76 It follows from the foregoing that the word "Minister" as it appears in s 499, when read with s 19(1) item 1 and s 20 of the Interpretation Act, means any Minister of State appointed to administer the Department and allocated responsibility for administering the Migration Act. The word "person" in the phrase "person or body" in s 499 means anybody other than such a Minister of State who personally exercises powers or performs functions under that Act (as opposed to doing so under the auspices of a "body" such as the Tribunal). Viewed in this way, the terms of s 499 do not reflect or recognise any ministerial hierarchy, which might otherwise exist in other contexts, as disturbing that dichotomy or operating to qualify differentially the exercise of the power in s 501CA(4).
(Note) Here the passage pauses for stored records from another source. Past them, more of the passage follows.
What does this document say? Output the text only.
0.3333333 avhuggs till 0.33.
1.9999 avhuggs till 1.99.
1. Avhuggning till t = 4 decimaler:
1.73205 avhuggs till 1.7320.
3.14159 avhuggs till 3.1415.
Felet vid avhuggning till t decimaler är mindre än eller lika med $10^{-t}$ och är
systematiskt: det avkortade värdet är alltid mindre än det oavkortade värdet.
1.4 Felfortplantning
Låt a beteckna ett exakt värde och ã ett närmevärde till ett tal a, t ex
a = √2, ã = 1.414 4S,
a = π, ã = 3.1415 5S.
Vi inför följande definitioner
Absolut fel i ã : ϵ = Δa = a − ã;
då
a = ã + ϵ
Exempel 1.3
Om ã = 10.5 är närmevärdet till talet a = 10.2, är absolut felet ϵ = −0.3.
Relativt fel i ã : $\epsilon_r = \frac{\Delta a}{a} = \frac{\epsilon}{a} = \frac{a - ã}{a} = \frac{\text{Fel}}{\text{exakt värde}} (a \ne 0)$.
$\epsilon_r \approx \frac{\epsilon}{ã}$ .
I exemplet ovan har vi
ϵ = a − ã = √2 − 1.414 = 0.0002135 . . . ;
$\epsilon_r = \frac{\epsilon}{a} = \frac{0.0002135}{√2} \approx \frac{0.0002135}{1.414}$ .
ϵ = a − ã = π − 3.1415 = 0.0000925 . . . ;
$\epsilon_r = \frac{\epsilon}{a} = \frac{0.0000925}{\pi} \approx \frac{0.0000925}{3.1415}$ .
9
77 Section 499 fulfils its evident statutory purpose of enabling Ministers of State to dictate the exercise of discretion by non-Ministers of State, a fetter otherwise not permissible. Viewed in this way, s 499 may be seen at most to reflect or recognise a hierarchy which recognises or places the Parliament at the apex (of course subject to the powers of the Governor-General under the Constitution), then the Ministers of State appointed to administer the Department and allocated responsibility for administering the Migration Act, and then any other persons or bodies performing functions or exercising powers under the Migration Act (being delegates and the Tribunal).
78 It follows that the Minister's argument must be accepted. There are two classes contemplated by s 499:
(1) one or more members of the Federal Executive Council who are eligible to be and are appointed Ministers of State appointed to administer the Department and allocated responsibility for administering the Migration Act who can issue directions under s 499(1), but none of whom are bound by any such directions while holding such an office; and
(2) persons or bodies to whom such directions are issued and who are bound by any such direction in the performance of functions or the exercise of powers under the Migration Act, namely delegates and the Tribunal.
79 The Parliamentary Secretary was not bound by Direction 65. Determination of whether the Parliamentary Secretary in fact complied with that direction is therefore theoretical and does not require determination.
80 The appeal must therefore be dismissed with costs.
I certify that the preceding seventy-nine (79) numbered paragraphs are a true copy of the Reasons for Judgment herein of the Honourable Justice Bromwich.